De weg die ik neem
Is niet de weg die ik wil lopen
Want ik ken de route niet
Naar mijn bestemming.
Soms zit ik uren
In de berm
Voor me uit te staren
Me af te vragen of ik wel de goede kant uit ga.
En soms
Komt er iemand, een voorbijganger.
Soms kom jij voorbij
Jij weet dan de weg en loopt met me mee.
Wanneer jij later je eigen weg gaat
Mij alleenlatend, maar je zegt wel gedag
Begin ik te rennen, weg van mezelf
Bang om weer alleen te zijn.
Wanneer ik dan weer rustig ben
En om me heen begin te kijken
Begint het tot me door te dringen
Dat ik niet meer weet wat links is en wat rechts.
En soms ga ik liggen
Midden op de weg.
Misschien komt er een auto aan op hoge snelheid
En anders word ik straks weer gewoon wakker.
Maar eerst droom ik.
Ik droom over de juiste weg
En zelfs over waar die naartoe leidt.
Ik begin te rennen, want aan het einde van de weg sta jij met open armen…

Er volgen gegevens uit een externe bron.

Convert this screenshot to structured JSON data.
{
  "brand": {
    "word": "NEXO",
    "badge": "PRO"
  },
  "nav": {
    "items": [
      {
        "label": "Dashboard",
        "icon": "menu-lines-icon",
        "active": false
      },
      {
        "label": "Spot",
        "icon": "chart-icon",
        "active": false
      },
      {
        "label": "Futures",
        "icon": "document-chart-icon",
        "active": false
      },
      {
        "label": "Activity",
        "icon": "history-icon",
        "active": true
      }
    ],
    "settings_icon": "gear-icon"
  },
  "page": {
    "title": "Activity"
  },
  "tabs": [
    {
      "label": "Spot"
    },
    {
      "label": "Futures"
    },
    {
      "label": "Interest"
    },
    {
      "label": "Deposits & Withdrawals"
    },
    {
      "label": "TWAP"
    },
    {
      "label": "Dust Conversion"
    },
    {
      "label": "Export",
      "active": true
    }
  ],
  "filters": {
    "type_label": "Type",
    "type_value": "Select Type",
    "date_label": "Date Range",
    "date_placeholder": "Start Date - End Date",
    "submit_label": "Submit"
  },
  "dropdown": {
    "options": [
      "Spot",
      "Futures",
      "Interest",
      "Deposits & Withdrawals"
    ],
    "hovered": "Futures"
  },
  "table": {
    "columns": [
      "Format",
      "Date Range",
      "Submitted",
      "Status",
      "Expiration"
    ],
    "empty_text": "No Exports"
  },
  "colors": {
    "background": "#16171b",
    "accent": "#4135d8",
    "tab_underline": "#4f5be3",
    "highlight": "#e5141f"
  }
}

En ik word wakker, hoor iemand ademhalen.
Ik ben het zelf, besef ik verwonderd en ook opgelucht.
Vastbesloten mijn weg te vinden.
En daar ga ik, in gedachten de berm vaarwel zeggend.
Schaduw, contouren, groter wordend, mijn kant op komend.
Ja. Nu zie ik je duidelijk. Je bent denk ik een engel.
Je vraagt me of ik mee wil, jouw weg op en zien waar hij eindigt.
Ik pak je hand vast, breng me erheen, ik hou van je.